Analisis: Kepercayaan Publik sebagai Indikator Utama
Kepercayaan publik (public trust) merupakan modal sosial yang paling berharga bagi institusi kepolisian. Berdasarkan survei lembaga kredibel, tingkat kepercayaan publik terhadap Polri sering kali fluktuatif, sangat bergantung pada bagaimana institusi tersebut menangani kasus-kasus besar yang menyita perhatian nasional.
Dengan adanya UU Polri yang baru, diharapkan ada standardisasi dalam perilaku anggota Polri di seluruh penjuru Indonesia, dari tingkat Polsek hingga Mabes Polri. Jika UU ini berhasil diimplementasikan dengan benar, maka dampak yang dirasakan masyarakat adalah proses hukum yang lebih transparan, pelayanan yang lebih cepat, dan minimnya tindakan sewenang-wenang.
Namun, efektivitas UU ini juga akan diuji pada bagaimana Polri merespons tuntutan zaman yang menuntut profesionalisme di bidang siber. Kejahatan masa kini tidak lagi bersifat konvensional. Kejahatan siber, penipuan digital, dan penyebaran disinformasi membutuhkan polisi yang tidak hanya tangguh secara fisik, tetapi juga cerdas secara intelektual dan memiliki integritas moral yang tinggi.
Penutup: Harapan di Balik Regulasi
Optimisme yang disampaikan oleh pihak legislatif, khususnya Komisi III DPR RI, mencerminkan harapan besar agar Polri benar-benar menjadi pengayom masyarakat yang modern. UU Polri yang baru bukan sekadar dokumen hukum, melainkan kontrak sosial baru antara negara dengan masyarakat mengenai bagaimana kepolisian harus bekerja.

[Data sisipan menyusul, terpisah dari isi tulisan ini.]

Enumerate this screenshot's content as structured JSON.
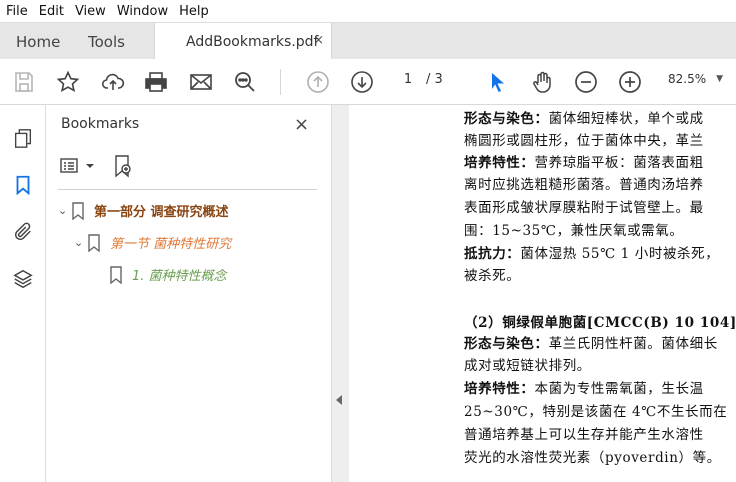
{
  "menu": [
    "File",
    "Edit",
    "View",
    "Window",
    "Help"
  ],
  "tabs": {
    "home": "Home",
    "tools": "Tools",
    "doc": "AddBookmarks.pdf",
    "close": "×"
  },
  "toolbar": {
    "page_current": "1",
    "page_total": "/ 3",
    "zoom": "82.5%",
    "zoom_caret": "▼"
  },
  "panel": {
    "title": "Bookmarks",
    "close": "×",
    "items": [
      {
        "label": "第一部分 调查研究概述",
        "color": "#8b4513"
      },
      {
        "label": "第一节 菌种特性研究",
        "color": "#e07b39"
      },
      {
        "label": "1. 菌种特性概念",
        "color": "#6b9e4f"
      }
    ]
  },
  "document": {
    "lines": [
      {
        "bold": "形态与染色：",
        "text": "菌体细短棒状，单个或成"
      },
      {
        "bold": "",
        "text": "椭圆形或圆柱形，位于菌体中央，革兰"
      },
      {
        "bold": "培养特性：",
        "text": "营养琼脂平板：菌落表面粗"
      },
      {
        "bold": "",
        "text": "离时应挑选粗糙形菌落。普通肉汤培养"
      },
      {
        "bold": "",
        "text": "表面形成皱状厚膜粘附于试管壁上。最"
      },
      {
        "bold": "",
        "text": "围：15~35℃，兼性厌氧或需氧。"
      },
      {
        "bold": "抵抗力：",
        "text": "菌体湿热 55℃ 1 小时被杀死，"
      },
      {
        "bold": "",
        "text": "被杀死。"
      },
      {
        "bold": "（2）铜绿假单胞菌[CMCC(B) 10 104]",
        "text": ""
      },
      {
        "bold": "形态与染色：",
        "text": "革兰氏阴性杆菌。菌体细长"
      },
      {
        "bold": "",
        "text": "成对或短链状排列。"
      },
      {
        "bold": "培养特性：",
        "text": "本菌为专性需氧菌，生长温"
      },
      {
        "bold": "",
        "text": "25~30℃，特别是该菌在 4℃不生长而在"
      },
      {
        "bold": "",
        "text": "普通培养基上可以生存并能产生水溶性"
      },
      {
        "bold": "",
        "text": "荧光的水溶性荧光素（pyoverdin）等。"
      }
    ]
  }
}
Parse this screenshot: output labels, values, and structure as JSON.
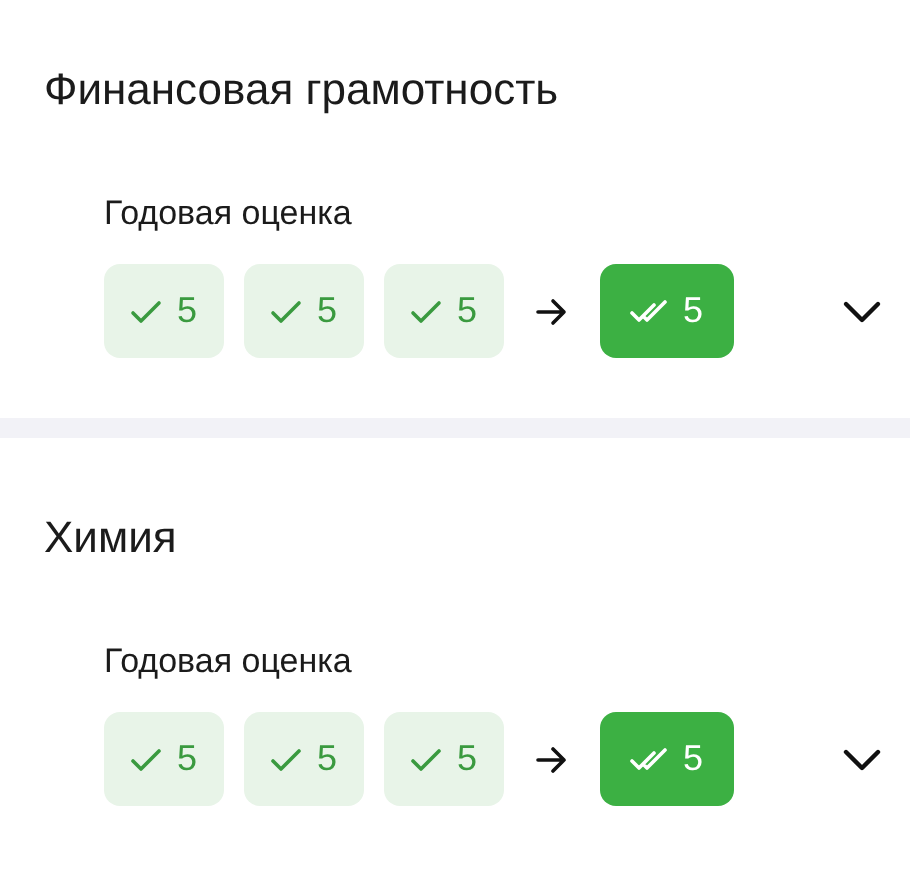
{
  "subjects": [
    {
      "title": "Финансовая грамотность",
      "label": "Годовая оценка",
      "grades": [
        "5",
        "5",
        "5"
      ],
      "final_grade": "5",
      "expanded": false
    },
    {
      "title": "Химия",
      "label": "Годовая оценка",
      "grades": [
        "5",
        "5",
        "5"
      ],
      "final_grade": "5",
      "expanded": false
    }
  ]
}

Keberhasilan implementasi UU ini adalah tanggung jawab kolektif. Polri sebagai pelaksana wajib melakukan internalisasi nilai-nilai yang terkandung dalam UU tersebut, sementara masyarakat memiliki peran untuk terus mengawal dan memberikan pengawasan konstruktif. Jika kedua sisi ini berjalan seiring, maka transformasi Polri menjadi institusi yang modern, profesional, dan dipercaya oleh masyarakat bukanlah hal yang mustahil untuk diwujudkan dalam waktu dekat.
Transformasi ini dipastikan akan memakan waktu, namun dengan komitmen kuat dari pimpinan Polri untuk melakukan reformasi birokrasi dan peningkatan kualitas SDM, masa depan kepolisian Indonesia diharapkan akan semakin terang, membawa rasa aman dan keadilan bagi seluruh rakyat Indonesia.